Apesar da mudança física no espaço da loja e mesmo na aparência geral da galeria, o
local ainda é representativo para a senhora Ina, que ao comentá-lo não percebeu as mudanças
ocorridas com o passar dos anos.
Durante a entrevista individual, ela comentou também:
Eu ficava falando (com as meninas que estão lá hoje) da época em que a loja
era minha e elas ficavam olhando para mim. Não entendendo nada, a única
mudança foi que elas retiraram o banheiro, mas o resto é tudo igual (INA,
2010).
56
De acordo com Ferrara (1993), a experiência coletiva não acontece apenas nas longas
horas destinadas ao trabalho, mas também na rua, nas praças, nos espaços comuns. Apesar de
atualmente não representar mais um local de trabalho e convívio social para a senhora Ina,
remete a sensações guardadas em sua memória.
De acordo com o capítulo 1, o centro da cidade de São Paulo sofreu várias
intervenções, mas a entrevistada comentou que, apesar da mudança de nome, a galeria
continua no mesmo endereço, assim como se mantém o local da loja que era de sua
propriedade.
Fotografia 11: Cine Cairo
Fonte: Ina (2010)
A quinta fotografia (Fotografia 11) é do Cine Cairo, localizado na Rua Formosa,
número 401:
Ainda bem que eu fotografei, porque eles estão demolindo... Além de dar
uma tristeza grande a decadência que está a cidade. Era muito mais bonita,
mais conservada, ela não se manteve bonita... (INA, 2010).

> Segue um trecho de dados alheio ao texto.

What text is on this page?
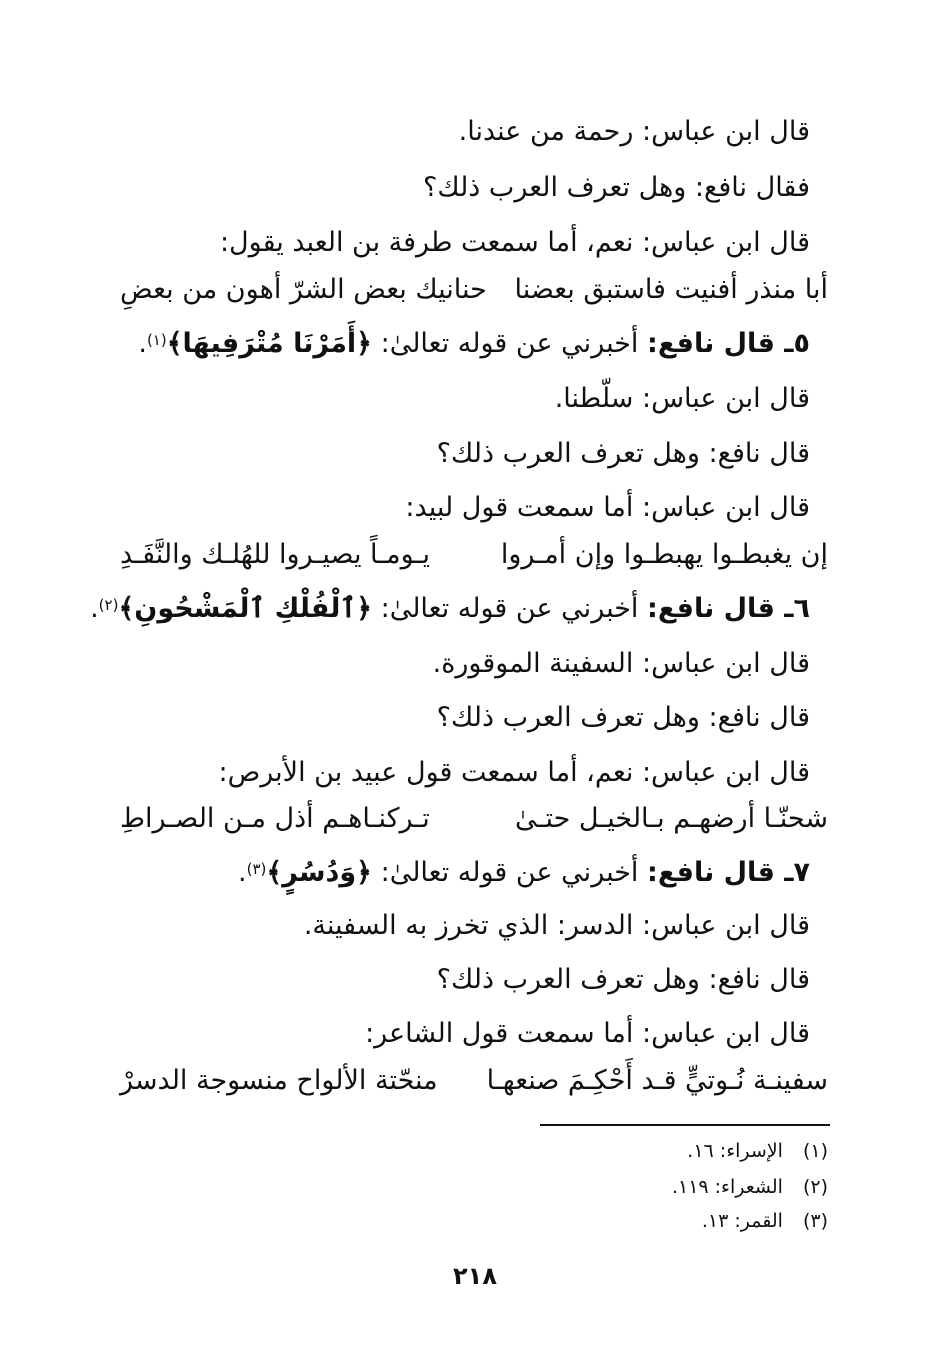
قال ابن عباس: رحمة من عندنا.
فقال نافع: وهل تعرف العرب ذلك؟
قال ابن عباس: نعم، أما سمعت طرفة بن العبد يقول:
أبا منذر أفنيت فاستبق بعضنا
حنانيك بعض الشرّ أهون من بعضِ
٥ـ قال نافع: أخبرني عن قوله تعالىٰ: ﴿أَمَرْنَا مُتْرَفِيهَا﴾$^{(١)}$.
قال ابن عباس: سلّطنا.
قال نافع: وهل تعرف العرب ذلك؟
قال ابن عباس: أما سمعت قول لبيد:
إن يغبطـوا يهبطـوا وإن أمـروا
يـومـاً يصيـروا للهُلـك والنَّفَـدِ
٦ـ قال نافع: أخبرني عن قوله تعالىٰ: ﴿ٱلْفُلْكِ ٱلْمَشْحُونِ﴾$^{(٢)}$.
قال ابن عباس: السفينة الموقورة.
قال نافع: وهل تعرف العرب ذلك؟
قال ابن عباس: نعم، أما سمعت قول عبيد بن الأبرص:
شحنّـا أرضهـم بـالخيـل حتـىٰ
تـركنـاهـم أذل مـن الصـراطِ
٧ـ قال نافع: أخبرني عن قوله تعالىٰ: ﴿وَدُسُرٍ﴾$^{(٣)}$.
قال ابن عباس: الدسر: الذي تخرز به السفينة.
قال نافع: وهل تعرف العرب ذلك؟
قال ابن عباس: أما سمعت قول الشاعر:
سفينـة نُـوتيٍّ قـد أَحْكِـمَ صنعهـا
منحّتة الألواح منسوجة الدسرْ
(١)الإسراء: ١٦.
(٢)الشعراء: ١١٩.
(٣)القمر: ١٣.
٢١٨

Ao registrar o Cine Cairo, a senhora Ina eternizou a imagem da edificação que em
breve desaparecerá; em sua entrevista lamentou a perda desse espaço, que para ela
representou importantes momentos de lazer. Segundo Silva (2001), o reconhecimento é
impulsionado por circunstâncias culturais e, em alguns casos, temos uma produção fantasmal
na memória dos cidadãos, isso significa que a história da cidade permanece na história de vida
das pessoas que ali estiveram.
57
Durante a entrevista coletiva a senhora Ina cita outros lugares, que, apesar de não ter
feito registros fotográficos, lhe geravam muitas lembranças que podem ser associadas às
categorias de sabores e odores, relacionados na percepção da hospitalidade no quadro 3.
A Salada Paulista também, eu adorava o bife à milanesa. Almoçava todo
dia quase [...]
A confeitaria Cristallo tinha uma bomba recheada de morango que eu
sempre comprava, era maravilhosa, eu sentia o cheiro da rua e a Galeria
Guatapará tinha uma torta de ricota maravilhosa, era um dos lugares que eu
frequentava (INA, 2010).
Segundo Machado (2008), a maior parte das galerias do centro de São Paulo foi
construída a partir de 1950, época na qual o estilo moderno tomava conta do centro. A Galeria
Guatapará data de 1934, numa época de glamour e sofisticação. A exemplo de outras, foi
construída após o edifício que a abriga, com funcionamento independente, valorizando a
passagem de pedestres. A senhora Ina nada comentou sobre a arquitetura do edifício, mas em
sua lembrança guarda o odor do doce fabricado em uma loja da Galeria Guatapará, conhecida
por seus restaurantes e lojas de serviços.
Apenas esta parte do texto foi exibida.